Penchons-nous donc sur la question de savoir quelle est la nature de ce Sultân :
Selon sayidina Makkiy ibn Abiy Tâlib, dans ce verset Sultân veut dire une preuve (bayyina) venant d’Allâh –ta’ala-.
Quant à sayidina Moujâhid, il dit que Sultân signifie ici Hujja.
[Tafsîr al-hidaya ila bouloûgh al-nihaya, Makkiy ibn Abiy Tâlib (mort en 437 de l’Hégire)]
L’Imâm at-Tabariy dit dans son tafsîr, après avoir mentionné toutes les interprétations données à propos du mot Sultân : « Et l’avis dont il est le plus probables qu’il soit le bon est l’avis de celui qui dit : Le sens de « excepté à l’aide d’un Sultân« est : excepté à l’aide d’une Hujja, ou d’une Bayyina (*), car il s’agit là du sens du mot « Sultân » dans la langue (pure) des arabes. »
[Jâmi’ al-bayân fi tafsir al-Qor’ân – At-Tabariy (mort en 310 de l’Hégire)]
(*) En arabe, les mots Hujja et Bayyina désignent : ce qui sert de garantie; assurance, caution, preuve, témoignage. Or ce qui sert de garantie, l’assurance, la caution, la preuve et le témoignage par excellence n’est autre que la clef du Paradis : « lâ ilâha illa Allâh, Muhammadun RassoûluLlâh » …
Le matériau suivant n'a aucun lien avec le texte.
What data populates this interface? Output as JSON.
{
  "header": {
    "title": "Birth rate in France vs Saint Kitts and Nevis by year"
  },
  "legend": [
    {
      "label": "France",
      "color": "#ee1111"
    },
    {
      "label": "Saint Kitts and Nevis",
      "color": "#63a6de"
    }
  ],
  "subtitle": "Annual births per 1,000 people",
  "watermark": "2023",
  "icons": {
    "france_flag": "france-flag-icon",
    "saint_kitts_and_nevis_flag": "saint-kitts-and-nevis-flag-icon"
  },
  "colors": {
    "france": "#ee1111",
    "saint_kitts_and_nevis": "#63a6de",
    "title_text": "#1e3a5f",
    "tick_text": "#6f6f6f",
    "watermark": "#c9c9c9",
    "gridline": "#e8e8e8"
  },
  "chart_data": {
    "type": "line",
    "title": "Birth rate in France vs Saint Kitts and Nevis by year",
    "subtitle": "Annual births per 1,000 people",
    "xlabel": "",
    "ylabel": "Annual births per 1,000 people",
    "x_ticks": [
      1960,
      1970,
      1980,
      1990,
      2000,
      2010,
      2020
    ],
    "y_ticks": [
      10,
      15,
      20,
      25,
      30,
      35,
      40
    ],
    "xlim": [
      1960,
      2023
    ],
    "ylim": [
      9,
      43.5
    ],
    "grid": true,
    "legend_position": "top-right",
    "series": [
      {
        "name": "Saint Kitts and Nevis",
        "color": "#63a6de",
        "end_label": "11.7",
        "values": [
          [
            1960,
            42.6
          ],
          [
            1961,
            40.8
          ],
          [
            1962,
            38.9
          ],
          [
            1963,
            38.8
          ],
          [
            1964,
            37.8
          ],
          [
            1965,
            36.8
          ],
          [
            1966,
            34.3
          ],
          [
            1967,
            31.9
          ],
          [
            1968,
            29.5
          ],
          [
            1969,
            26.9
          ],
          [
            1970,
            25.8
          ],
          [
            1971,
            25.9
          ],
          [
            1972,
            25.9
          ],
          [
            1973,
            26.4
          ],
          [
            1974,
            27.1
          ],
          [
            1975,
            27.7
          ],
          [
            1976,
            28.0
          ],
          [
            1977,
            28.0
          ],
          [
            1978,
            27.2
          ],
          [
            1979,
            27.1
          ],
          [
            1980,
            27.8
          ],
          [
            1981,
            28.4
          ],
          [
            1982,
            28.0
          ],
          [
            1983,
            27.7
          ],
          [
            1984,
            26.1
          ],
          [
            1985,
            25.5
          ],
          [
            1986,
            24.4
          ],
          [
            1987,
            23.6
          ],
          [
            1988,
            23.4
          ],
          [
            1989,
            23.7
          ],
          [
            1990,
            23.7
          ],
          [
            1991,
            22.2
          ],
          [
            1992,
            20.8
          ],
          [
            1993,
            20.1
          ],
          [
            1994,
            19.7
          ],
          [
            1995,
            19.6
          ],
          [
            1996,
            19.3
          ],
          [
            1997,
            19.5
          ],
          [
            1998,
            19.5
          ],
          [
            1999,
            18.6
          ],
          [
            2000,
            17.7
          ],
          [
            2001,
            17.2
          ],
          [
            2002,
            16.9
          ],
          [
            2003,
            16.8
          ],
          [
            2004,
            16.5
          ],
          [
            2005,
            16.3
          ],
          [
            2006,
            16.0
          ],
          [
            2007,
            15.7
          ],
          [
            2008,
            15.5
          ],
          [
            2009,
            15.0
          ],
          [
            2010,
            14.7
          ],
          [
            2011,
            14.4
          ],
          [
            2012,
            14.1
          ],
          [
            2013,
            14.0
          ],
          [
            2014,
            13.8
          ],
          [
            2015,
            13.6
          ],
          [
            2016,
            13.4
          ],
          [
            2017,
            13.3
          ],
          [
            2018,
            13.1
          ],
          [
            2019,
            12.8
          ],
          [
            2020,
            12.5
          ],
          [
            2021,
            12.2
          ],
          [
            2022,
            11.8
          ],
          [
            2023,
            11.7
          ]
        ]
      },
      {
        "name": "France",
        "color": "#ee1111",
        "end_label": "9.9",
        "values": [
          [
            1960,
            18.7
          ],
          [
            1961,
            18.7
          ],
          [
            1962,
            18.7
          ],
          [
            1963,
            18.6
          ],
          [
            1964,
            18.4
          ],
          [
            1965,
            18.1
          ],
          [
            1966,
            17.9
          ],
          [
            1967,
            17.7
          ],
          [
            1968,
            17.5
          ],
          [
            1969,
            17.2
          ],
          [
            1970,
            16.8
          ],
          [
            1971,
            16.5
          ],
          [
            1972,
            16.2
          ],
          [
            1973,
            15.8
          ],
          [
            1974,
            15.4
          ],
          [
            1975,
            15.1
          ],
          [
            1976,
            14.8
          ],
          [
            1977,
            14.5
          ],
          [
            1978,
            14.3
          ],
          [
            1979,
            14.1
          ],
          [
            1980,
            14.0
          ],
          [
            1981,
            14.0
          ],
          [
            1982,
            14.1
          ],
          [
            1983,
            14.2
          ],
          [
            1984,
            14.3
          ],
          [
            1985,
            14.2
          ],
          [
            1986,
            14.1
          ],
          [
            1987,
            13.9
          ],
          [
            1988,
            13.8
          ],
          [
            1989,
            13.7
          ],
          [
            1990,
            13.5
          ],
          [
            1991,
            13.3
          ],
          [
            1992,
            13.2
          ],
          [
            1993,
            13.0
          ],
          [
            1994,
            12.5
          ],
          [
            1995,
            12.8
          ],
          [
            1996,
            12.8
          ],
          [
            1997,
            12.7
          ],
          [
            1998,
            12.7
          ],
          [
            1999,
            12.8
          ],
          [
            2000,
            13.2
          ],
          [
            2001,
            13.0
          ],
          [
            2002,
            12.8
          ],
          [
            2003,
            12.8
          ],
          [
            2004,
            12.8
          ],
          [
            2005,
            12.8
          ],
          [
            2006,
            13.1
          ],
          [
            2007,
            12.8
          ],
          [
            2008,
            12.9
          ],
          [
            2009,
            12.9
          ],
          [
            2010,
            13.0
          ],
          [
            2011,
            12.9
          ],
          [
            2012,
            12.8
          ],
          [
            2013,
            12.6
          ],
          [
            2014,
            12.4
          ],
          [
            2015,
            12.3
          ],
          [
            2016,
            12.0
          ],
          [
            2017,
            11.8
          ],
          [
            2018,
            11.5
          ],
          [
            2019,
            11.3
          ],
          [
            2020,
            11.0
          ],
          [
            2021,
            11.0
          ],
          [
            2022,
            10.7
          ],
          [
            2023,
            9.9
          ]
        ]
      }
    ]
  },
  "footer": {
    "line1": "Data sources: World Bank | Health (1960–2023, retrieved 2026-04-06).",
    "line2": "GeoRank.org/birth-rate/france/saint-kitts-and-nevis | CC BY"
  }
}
Pour appuyer cette affirmation, considérons le tafsîr de l’Imâm ar-Râziy (rahimahuLlâh) : « « Mais vous ne pourrez en sortir excepté à l’aide d’un pouvoir (Sultân). » Ceci est une indication de l’établissement du Tawhîd. Et en apparence, c’est comme si Il –ta’ala– disait : ش toi l’insouciant, tu n’es pas capable de sortir, par ton esprit, du domaine des cieux et de la terre, tant que tu n’auras pas vu une preuve d’entre les preuves de l’Unicité. Et si toutefois tu parvenais à sortir du domaine des cieux et de la terre, sache que tu n’en sortirais que grâce à un pouvoir (Sultân) se trouvant en dehors des cieux et de la terre, apportant une preuve déterminante de Son Unicité. Et le Sultân désigne ici la Force parfaite et exhaustive (quwat al-kâmila). »
[Tafsîr Mafâtih al-Ghayb, at-tafsîr al-kabîr – Al-Râziy (mort en 606 de l’Hégire)]
Plus explicite encore, notre maître sidi ibn ‘Arabi (qaddas Allâhu sirrahu) dit dans son tafsîr :
« « excepté à l’aide d’un pouvoir (Sultân). » C’est-à-dire une preuve évidente (hujjatun bayyinah), qui n’est autre que le Tawhîd, le dépouillement (tajrîd) et l’individuation (tafrîd) par la Science, les œuvres et l’annihilation en Allâh. »
[Tafsîr al-Qor’ân – Ibn ‘Arabi (mort en 638 de l’Hégire)]
Pour comprendre cette parole de manière plus concrète, revenons à la partie traitant des maqâmâte du Nom « Allâh » :
- le Tawhîd est atteint par la Lecture de la Lettre hâ’ : tout d’abord l’accès à la Science qui découle de cette Lettre (sachant que la Science est une Lumière), puis la mise en pratique de cette Science (par le dhikr), et enfin le fanâ’ dans la Lettre hâ’.
- le Tajrîd est atteint par la Lecture des deux lâm : tout d’abord l’accès à la Science (la Lumière) qui découle de ces deux Lettres ; puis la mise en pratique de cette Science, et enfin le fanâ’ dans chacune des deux Lettres. (devenant ainsi entièrement « lillâh »)
- le Tafrîd est atteint par la Lecture du Alif al-Mouqaddar : l’accès à sa Science, puis sa mise en pratique, et enfin le fanâ’ dans le Alif al-Mouqaddar.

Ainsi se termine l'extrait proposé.